La corte d’appello di Bologna ha ribaltato ieri la sentenza di primo grado del processo “Aemilia” che aveva assolto l’avvocato Giuseppe Pagliani, attuale capogruppo di Forza Italia al comune di Reggio Emilia, dall’accusa di concorso esterno in associazione mafiosa. 4 anni di reclusione, oltre all’applicazione, una volta scontata la pena, della sorveglianza speciale, per l’avvocato reggiano che aveva scelto di essere giudicato con il rito abbreviato insieme ad altri 50 coimputati. Il processo con il rito ordinario per i restanti 200 imputati, invece, è ancora al dibattimento in primo grado.

«Rimango esterrefatto e profondamente deluso da una decisione che ritengo folle - scrive Pagliani in una nota subito dopo aver saputo della condanna - un accanimento personale del quale a memoria non vi sono precedenti nella nostra Regione».

Pagliani era stato arrestato a gennaio del 2015 nella maxi operazione della DDA di Bologna contro le infiltrazioni dell’ndrangheta in Emilia. Dopo 22 giorni di carcere, il Tribunale del Riesame aveva annullato l’ordinanza di custodia cautelare. Ad aprile del 2016, poi, l’assoluzione davanti al gup Francesca Zavaglia.

«Ho sempre fatto politica per idealismo e passione, stando sempre all’opposizione in una terra notoriamente difficile per la mia parte politica e non avendo mai avuto un briciolo di potere, né tantomeno incarichi nella gestione della cosa pubblica; la mafia mi fa schifo da sempre ed è vergognoso che qualcuno la associ al mio nome su di una sentenza. Continuerò la mia battaglia con rinnovata forza e convinto della mia totale estraneità, certo che questo incredibile errore giudiziario venga riparato in Cassazione», ha aggiunto.

Anche l’altro indagato eccellente di questo processo, l’ex assessore del comune di Parma Giovanni Paolo Bernini ( FI), era stato assolto in primo grado dall’accusa di concorso esterno in associazione mafiosa e di voto di scambio politico- mafioso.
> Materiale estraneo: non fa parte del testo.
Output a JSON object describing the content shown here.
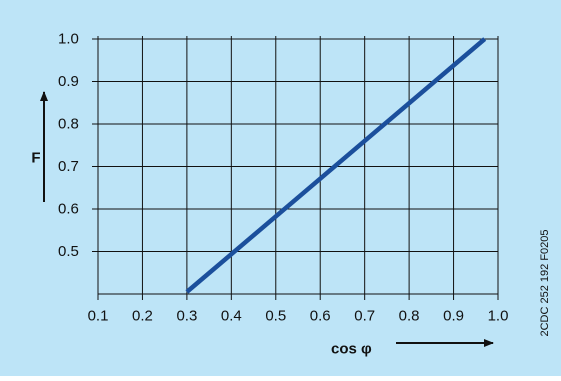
{
  "chart_data": {
    "type": "line",
    "x": [
      0.3,
      0.97
    ],
    "y": [
      0.405,
      1.0
    ],
    "xlim": [
      0.1,
      1.0
    ],
    "ylim": [
      0.4,
      1.0
    ],
    "x_ticks": [
      "0.1",
      "0.2",
      "0.3",
      "0.4",
      "0.5",
      "0.6",
      "0.7",
      "0.8",
      "0.9",
      "1.0"
    ],
    "y_ticks": [
      "0.5",
      "0.6",
      "0.7",
      "0.8",
      "0.9",
      "1.0"
    ],
    "xlabel": "cos φ",
    "ylabel": "F",
    "grid": true,
    "code": "2CDC 252 192 F0205",
    "colors": {
      "background": "#bde4f7",
      "line": "#1b4f9c",
      "grid": "#111111",
      "text": "#111111"
    }
  }
}
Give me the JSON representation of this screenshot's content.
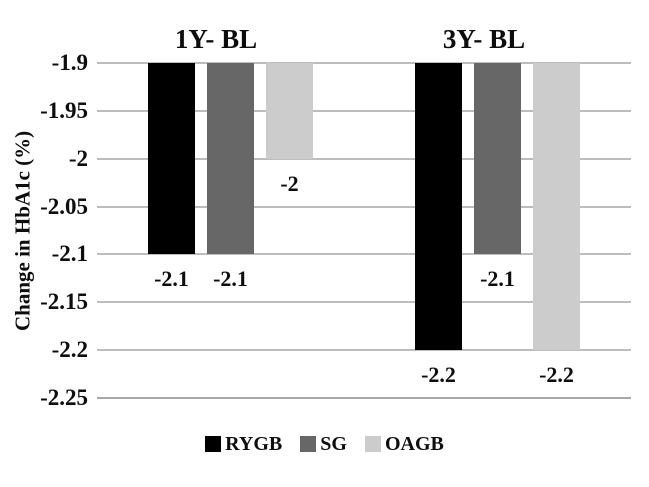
{
  "chart_data": {
    "type": "bar",
    "title": "",
    "ylabel": "Change in HbA1c (%)",
    "xlabel": "",
    "categories": [
      "1Y- BL",
      "3Y- BL"
    ],
    "series": [
      {
        "name": "RYGB",
        "color": "#000000",
        "values": [
          -2.1,
          -2.2
        ],
        "value_labels": [
          "-2.1",
          "-2.2"
        ]
      },
      {
        "name": "SG",
        "color": "#676767",
        "values": [
          -2.1,
          -2.1
        ],
        "value_labels": [
          "-2.1",
          "-2.1"
        ]
      },
      {
        "name": "OAGB",
        "color": "#cccccc",
        "values": [
          -2.0,
          -2.2
        ],
        "value_labels": [
          "-2",
          "-2.2"
        ]
      }
    ],
    "baseline": -1.9,
    "ylim": [
      -1.9,
      -2.25
    ],
    "yticks": [
      -1.9,
      -1.95,
      -2.0,
      -2.05,
      -2.1,
      -2.15,
      -2.2,
      -2.25
    ],
    "ytick_labels": [
      "-1.9",
      "-1.95",
      "-2",
      "-2.05",
      "-2.1",
      "-2.15",
      "-2.2",
      "-2.25"
    ],
    "grid": true,
    "legend_position": "bottom",
    "value_labels_visible": true
  },
  "colors": {
    "background": "#ffffff",
    "gridline": "#bdbdbd",
    "bottom_gridline": "#a9a9a9",
    "text": "#0d0d0d"
  }
}
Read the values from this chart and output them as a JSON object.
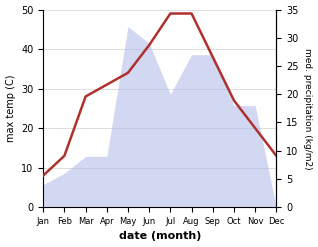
{
  "months": [
    "Jan",
    "Feb",
    "Mar",
    "Apr",
    "May",
    "Jun",
    "Jul",
    "Aug",
    "Sep",
    "Oct",
    "Nov",
    "Dec"
  ],
  "temperature": [
    8,
    13,
    28,
    31,
    34,
    41,
    49,
    49,
    38,
    27,
    20,
    13
  ],
  "precipitation": [
    4,
    6,
    9,
    9,
    32,
    29,
    20,
    27,
    27,
    18,
    18,
    0
  ],
  "temp_ylim": [
    0,
    50
  ],
  "precip_ylim": [
    0,
    35
  ],
  "temp_color": "#b03030",
  "precip_fill_color": "#b0b8e8",
  "precip_fill_alpha": 0.55,
  "xlabel": "date (month)",
  "ylabel_left": "max temp (C)",
  "ylabel_right": "med. precipitation (kg/m2)",
  "background_color": "#ffffff",
  "grid_color": "#d0d0d0"
}
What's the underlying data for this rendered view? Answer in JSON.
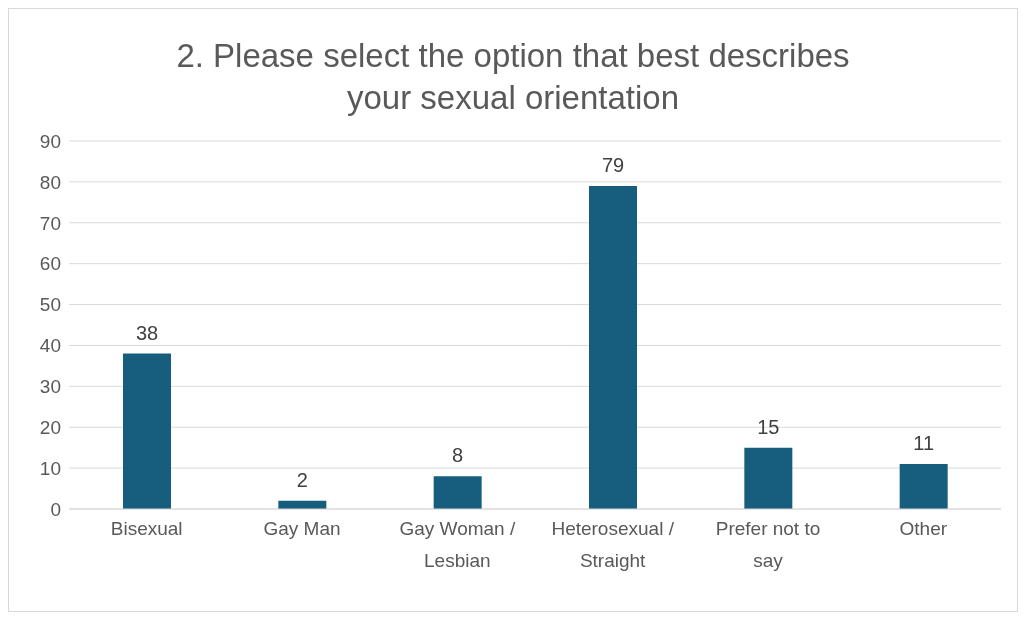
{
  "chart_data": {
    "type": "bar",
    "title": "2. Please select the option that best describes your sexual orientation",
    "categories": [
      "Bisexual",
      "Gay Man",
      "Gay Woman / Lesbian",
      "Heterosexual / Straight",
      "Prefer not to say",
      "Other"
    ],
    "values": [
      38,
      2,
      8,
      79,
      15,
      11
    ],
    "color": "#175e7e",
    "ylim": [
      0,
      90
    ],
    "yticks": [
      0,
      10,
      20,
      30,
      40,
      50,
      60,
      70,
      80,
      90
    ],
    "grid": "y",
    "data_labels": true
  }
}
Per lui, però, la Corte d’appello di Bologna ha confermato la sentenza.

Gli inquirenti erano convinti che Bernini avesse barattato un pacchetto di 200 voti con uomini del clan calabrese Grande Aracri durante le amministrative del 2007. «Sono molto più sereno ma non cambio opinione su quanto dissi in occasione dell’assoluzione in primo grado”, ha dichiarato al Dubbio Bernini. «In questa indagine non c’è stato alcun indagato del Pd, nonostante le numerose intercettazioni agli atti degli inquirenti attestino come le cosche calabresi intrattenessero rapporti con esponenti di quel partito».

«Su questo punto ho fatto un esposto al Csm: è mai possibile solo ipotizzare che in un processo alla mafia di queste dimensioni ci siano esclusivamente esponenti di Forza Italia quando è noto che i clan cala bresi hanno fatto lottizzazioni immense in tutta la Regione, soprattutto nei comuni di Reggio Emilia e Modena da sempre a guida Pd? L’attuale sindaco di Reggio, ad esempio, vive in una casa che gli è stato venduta da uno degli arrestati», ha proseguito Bernini.

«C’è qualcosa che non va. Nei mie confronti era stato chiesto, respinto dal gip, addirittura l’arresto, un accanimento di cui aver paura».

E, per quanto riguarda l’esposto al Csm, Bernini aggiunge che «il pm di questo processo, Marco Mescolini, è stato capo ufficio del vice ministro dello Sviluppo Economico, il senatore Roberto Pinza del Pd, durante il governo Prodi 20062008: posso avere qualche sospetto?». «Si sono voluti infangare i forzisti. Se un esponente di Forza Italia cerca i voti dei calabresi è mafia, se lo fa uno del Pd è normale campagna elettorale», ha poi concluso l’ex assessore.